できることなら気持ちよく聞いてもらいたいし、自分も上手に歌いたいと考える。だから場数を踏んで練習し歌に磨きをかける。

一方で、ストレス発散や自己満足で歌う場合の優先順位は、自分が気持ちよく歌うこと。が、たいていの聞き手は聞いていないか、あるいは早く終わらないかと思っている。

文章も同じだ。読み手を意識して文章を書かなければ伝わらない。
それどころか、伝らない以前に読み手を得ることすらできない。歌はその場にいる以上、耳を塞がない限り聞こえてしまうが、文章は読みたくなければわざわざ文字を追う必要すらないのだから。

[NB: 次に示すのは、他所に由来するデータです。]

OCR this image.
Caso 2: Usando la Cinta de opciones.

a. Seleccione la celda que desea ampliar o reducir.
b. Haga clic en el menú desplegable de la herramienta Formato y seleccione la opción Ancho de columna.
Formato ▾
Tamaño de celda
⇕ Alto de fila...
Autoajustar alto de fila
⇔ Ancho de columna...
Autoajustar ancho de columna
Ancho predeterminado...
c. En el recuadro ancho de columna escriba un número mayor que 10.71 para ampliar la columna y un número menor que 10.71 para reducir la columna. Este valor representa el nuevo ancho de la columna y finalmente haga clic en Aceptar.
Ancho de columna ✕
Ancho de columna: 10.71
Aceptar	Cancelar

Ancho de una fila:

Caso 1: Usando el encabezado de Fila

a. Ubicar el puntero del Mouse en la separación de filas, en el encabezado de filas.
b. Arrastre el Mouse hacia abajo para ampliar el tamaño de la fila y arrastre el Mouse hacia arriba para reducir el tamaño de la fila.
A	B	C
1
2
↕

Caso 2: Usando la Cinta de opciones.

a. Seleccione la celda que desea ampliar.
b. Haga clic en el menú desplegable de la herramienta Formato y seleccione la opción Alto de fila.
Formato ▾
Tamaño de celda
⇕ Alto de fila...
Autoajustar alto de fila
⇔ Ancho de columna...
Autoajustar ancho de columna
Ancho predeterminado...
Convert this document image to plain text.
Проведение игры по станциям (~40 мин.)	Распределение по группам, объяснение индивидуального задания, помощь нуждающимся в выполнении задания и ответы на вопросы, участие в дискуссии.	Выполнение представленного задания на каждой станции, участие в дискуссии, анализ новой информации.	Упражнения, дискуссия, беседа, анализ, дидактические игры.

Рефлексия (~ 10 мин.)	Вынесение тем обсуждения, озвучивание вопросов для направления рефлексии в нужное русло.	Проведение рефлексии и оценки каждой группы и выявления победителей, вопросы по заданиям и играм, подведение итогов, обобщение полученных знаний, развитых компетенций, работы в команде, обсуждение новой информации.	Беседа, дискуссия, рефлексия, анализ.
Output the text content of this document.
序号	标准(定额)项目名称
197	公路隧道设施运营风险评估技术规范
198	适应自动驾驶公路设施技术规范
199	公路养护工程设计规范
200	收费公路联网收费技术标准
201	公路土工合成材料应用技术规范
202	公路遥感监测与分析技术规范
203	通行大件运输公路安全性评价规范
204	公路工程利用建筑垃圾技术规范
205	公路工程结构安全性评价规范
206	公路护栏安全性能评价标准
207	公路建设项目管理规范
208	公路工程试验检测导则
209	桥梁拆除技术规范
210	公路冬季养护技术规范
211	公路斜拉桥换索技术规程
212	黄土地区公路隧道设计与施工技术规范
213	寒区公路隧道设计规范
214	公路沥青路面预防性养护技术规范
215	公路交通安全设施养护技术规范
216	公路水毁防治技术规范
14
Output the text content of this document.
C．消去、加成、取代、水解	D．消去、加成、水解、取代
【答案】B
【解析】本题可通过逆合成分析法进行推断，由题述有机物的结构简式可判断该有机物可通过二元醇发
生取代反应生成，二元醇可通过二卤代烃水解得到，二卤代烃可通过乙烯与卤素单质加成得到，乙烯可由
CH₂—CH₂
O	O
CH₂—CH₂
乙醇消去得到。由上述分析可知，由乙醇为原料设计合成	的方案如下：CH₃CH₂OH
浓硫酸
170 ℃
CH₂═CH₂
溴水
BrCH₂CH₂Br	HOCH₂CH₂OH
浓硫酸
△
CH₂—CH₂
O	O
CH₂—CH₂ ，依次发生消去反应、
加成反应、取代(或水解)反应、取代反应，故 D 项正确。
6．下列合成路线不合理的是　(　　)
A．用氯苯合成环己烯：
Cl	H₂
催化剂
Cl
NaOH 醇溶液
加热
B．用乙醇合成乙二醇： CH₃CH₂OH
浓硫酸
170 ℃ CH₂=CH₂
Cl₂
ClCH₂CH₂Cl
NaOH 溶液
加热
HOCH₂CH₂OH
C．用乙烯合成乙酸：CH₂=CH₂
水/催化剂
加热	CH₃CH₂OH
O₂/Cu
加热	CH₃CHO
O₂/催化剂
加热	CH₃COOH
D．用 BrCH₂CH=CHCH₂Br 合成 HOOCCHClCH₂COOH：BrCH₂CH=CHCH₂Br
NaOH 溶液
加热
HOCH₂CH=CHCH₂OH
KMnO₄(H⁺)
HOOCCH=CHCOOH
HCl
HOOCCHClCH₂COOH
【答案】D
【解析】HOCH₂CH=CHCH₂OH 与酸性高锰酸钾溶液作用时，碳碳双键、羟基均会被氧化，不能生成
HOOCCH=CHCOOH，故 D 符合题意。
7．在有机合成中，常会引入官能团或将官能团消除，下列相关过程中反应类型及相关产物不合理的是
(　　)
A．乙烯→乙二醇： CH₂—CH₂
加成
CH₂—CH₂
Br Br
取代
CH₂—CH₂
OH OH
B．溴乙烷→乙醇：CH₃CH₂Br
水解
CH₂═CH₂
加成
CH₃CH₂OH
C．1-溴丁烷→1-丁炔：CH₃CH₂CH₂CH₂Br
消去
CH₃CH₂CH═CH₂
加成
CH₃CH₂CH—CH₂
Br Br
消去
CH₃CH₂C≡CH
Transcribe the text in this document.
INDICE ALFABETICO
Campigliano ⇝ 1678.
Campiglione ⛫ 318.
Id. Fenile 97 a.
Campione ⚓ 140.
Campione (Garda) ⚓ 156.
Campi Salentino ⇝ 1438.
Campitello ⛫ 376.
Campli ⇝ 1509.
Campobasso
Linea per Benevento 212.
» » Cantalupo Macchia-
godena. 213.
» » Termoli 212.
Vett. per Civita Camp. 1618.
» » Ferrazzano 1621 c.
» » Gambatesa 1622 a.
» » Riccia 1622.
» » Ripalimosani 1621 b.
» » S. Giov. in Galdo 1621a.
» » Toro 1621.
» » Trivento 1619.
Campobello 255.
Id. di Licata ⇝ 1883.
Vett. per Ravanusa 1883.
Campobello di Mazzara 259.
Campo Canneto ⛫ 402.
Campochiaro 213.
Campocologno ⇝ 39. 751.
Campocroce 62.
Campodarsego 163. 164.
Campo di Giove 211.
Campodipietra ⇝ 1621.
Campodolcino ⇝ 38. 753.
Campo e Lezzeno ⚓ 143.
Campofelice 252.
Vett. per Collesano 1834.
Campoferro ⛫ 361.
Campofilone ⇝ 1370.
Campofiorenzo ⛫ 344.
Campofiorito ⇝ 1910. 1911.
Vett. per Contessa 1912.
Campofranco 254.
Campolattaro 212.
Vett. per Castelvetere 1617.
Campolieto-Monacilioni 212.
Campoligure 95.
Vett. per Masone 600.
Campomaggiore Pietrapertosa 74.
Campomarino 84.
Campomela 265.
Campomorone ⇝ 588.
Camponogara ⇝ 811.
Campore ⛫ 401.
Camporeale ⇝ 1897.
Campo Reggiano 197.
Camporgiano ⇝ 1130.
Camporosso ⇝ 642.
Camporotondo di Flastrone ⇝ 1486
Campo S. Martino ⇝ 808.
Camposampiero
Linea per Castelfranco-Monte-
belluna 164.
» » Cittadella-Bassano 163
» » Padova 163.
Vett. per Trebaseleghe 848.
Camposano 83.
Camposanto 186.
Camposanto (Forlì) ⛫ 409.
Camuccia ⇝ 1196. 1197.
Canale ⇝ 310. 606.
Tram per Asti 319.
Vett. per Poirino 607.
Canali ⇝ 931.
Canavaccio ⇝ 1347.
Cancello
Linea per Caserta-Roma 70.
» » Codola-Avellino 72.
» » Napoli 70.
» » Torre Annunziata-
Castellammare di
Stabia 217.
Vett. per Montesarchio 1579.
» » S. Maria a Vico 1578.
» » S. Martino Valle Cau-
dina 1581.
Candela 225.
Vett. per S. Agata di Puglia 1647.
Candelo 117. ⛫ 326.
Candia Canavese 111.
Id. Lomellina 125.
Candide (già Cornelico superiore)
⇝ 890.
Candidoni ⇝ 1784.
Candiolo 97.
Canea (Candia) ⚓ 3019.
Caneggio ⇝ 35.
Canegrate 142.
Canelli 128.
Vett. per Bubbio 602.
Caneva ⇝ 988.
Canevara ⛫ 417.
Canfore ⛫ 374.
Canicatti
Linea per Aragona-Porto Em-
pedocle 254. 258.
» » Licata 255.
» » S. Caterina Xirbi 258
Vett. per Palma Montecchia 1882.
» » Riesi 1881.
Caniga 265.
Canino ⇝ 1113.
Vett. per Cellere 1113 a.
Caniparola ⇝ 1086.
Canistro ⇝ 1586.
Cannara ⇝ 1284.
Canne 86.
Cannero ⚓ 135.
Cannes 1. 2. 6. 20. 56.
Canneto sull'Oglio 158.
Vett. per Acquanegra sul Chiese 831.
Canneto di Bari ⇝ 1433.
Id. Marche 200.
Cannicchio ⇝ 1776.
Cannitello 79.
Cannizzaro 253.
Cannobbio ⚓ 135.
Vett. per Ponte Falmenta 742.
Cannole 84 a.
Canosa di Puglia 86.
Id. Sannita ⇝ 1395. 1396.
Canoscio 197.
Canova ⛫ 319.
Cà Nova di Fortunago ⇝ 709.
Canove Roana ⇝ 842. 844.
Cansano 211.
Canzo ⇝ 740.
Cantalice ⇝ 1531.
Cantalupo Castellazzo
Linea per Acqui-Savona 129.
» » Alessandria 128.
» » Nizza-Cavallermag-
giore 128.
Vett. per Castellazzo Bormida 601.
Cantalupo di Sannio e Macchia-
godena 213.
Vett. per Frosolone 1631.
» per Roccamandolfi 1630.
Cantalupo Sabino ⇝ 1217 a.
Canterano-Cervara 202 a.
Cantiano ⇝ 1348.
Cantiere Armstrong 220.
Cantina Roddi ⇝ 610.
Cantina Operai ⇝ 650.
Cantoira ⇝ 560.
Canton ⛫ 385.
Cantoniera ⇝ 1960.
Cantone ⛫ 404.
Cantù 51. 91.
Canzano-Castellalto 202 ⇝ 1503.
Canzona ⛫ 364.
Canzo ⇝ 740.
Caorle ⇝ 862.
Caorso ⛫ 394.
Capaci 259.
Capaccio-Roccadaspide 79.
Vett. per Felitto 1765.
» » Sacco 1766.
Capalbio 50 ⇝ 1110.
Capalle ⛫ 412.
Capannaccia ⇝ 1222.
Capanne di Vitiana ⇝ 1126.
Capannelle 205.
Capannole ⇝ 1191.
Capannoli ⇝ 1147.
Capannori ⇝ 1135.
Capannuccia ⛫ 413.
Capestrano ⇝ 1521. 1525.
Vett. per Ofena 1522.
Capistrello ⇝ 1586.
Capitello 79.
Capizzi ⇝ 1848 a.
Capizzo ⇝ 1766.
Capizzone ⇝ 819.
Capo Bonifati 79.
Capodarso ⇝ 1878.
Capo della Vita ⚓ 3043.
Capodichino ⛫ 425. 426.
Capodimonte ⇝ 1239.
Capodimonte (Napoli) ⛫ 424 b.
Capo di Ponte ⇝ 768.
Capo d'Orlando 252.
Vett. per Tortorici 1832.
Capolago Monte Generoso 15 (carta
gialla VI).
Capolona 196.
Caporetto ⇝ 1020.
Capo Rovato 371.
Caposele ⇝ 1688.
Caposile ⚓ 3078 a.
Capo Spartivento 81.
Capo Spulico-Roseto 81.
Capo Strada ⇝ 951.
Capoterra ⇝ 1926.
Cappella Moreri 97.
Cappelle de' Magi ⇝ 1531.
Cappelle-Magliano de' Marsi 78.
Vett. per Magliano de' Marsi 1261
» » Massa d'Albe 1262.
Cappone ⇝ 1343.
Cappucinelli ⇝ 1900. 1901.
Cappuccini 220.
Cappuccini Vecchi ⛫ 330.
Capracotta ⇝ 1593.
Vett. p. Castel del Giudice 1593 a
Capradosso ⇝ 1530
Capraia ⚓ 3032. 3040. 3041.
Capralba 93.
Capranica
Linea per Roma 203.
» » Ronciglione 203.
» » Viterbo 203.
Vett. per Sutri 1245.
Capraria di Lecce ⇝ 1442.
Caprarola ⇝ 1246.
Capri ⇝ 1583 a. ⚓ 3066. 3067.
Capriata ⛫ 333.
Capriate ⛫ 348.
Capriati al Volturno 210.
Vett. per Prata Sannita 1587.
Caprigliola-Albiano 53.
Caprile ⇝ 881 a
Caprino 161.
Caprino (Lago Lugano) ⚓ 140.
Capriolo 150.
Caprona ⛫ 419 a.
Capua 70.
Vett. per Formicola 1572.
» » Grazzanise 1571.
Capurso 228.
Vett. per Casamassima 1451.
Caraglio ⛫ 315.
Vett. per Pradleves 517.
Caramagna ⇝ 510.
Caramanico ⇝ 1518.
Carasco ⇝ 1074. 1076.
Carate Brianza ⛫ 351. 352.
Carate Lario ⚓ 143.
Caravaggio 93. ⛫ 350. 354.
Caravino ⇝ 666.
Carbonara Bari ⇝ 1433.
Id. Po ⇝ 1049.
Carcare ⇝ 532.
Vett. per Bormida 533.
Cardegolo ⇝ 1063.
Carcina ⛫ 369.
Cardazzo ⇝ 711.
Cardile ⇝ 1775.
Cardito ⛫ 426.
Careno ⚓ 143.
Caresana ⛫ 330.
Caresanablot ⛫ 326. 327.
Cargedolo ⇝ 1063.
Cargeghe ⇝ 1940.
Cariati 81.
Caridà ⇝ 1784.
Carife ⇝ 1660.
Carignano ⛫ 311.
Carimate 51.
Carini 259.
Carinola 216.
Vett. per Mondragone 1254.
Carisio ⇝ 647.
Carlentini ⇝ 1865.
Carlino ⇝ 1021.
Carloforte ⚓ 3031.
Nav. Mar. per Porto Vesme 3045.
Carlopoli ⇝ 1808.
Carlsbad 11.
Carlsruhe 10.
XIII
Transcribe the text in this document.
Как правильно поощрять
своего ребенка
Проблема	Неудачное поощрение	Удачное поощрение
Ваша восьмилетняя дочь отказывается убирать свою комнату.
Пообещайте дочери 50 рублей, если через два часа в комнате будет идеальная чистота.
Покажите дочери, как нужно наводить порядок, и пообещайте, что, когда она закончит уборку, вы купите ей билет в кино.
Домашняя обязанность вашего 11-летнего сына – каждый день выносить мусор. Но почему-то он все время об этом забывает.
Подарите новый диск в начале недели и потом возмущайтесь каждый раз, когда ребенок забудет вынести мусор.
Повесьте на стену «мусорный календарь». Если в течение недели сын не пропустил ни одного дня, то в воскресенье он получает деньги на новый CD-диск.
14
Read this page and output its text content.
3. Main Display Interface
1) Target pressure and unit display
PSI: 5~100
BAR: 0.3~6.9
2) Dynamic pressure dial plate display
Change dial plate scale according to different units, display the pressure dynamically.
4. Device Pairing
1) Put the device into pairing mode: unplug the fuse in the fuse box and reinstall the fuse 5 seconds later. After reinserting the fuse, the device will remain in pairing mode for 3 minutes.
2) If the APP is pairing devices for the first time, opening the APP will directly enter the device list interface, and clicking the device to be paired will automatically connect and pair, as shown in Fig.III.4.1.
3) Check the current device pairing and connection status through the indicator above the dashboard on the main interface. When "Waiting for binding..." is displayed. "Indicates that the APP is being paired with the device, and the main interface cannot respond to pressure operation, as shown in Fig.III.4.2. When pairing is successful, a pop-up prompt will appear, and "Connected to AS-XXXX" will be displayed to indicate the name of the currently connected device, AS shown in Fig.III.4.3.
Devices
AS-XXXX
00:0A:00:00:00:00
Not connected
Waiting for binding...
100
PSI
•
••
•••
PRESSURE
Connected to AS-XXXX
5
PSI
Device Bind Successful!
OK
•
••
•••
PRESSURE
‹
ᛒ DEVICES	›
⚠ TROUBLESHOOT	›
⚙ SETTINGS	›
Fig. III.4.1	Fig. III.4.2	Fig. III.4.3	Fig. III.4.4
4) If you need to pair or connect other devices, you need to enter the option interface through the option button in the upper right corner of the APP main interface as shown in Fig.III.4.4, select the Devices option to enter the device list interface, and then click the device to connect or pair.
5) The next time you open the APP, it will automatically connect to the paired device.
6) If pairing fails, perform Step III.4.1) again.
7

ともあれ、カラオケと文章の上達方法の重要な共通点は、聞き手や読み手を意識すること。


5. どれだけ削れるか

私がこの本を読んで特に肝に命じたのがこれ。

・いらない接続詞と副詞を削る
・段落は多く、読点は少なく
・言葉の重複と文末への気配り
・「ので」「だから〜」「〜が」でつながない



以下に上記の「ので」「だから〜」「〜が」でつながない の例を本文から引用する。(小学生の文章だそうです)

【「ので」「だから〜」でつないだ例文】
ぼくは夕ごはんのとき、おかずをこぼしたので、父に「よそ見をしているからだ」と叱られた。それをきいていた弟も「そうだそうだ」と言ったが、それから数分後には父もおかずをこぼしたものだから、家中「シーン」となった。
「ので」「だから〜」など接続詞や言葉を削った例文】
ぼくは夕ごはんのとき
おかずをこぼした
父に「よそ見をしているからだ」と叱られた。
弟も「そうだ」といった。
それから数分後
父もおかずをこぼした。
家中「シーン」となった。

確かにスッキリする。
特に、接続詞は文章の転換に便利なので多用しがちだが、冗長になるだけでなく、なにより読みにくい。

ところで、文章の推敲は削るか加えるかのどちらか。
著者は「削る派」だそうだ。

確かに表現行為はいかに削れるかによってクオリティが決まると感じる。
「3.説明をしない」の章とも通づるが、表現したいことを表現し過ぎないこと、そして無駄を削ることの大切さを改めて知った。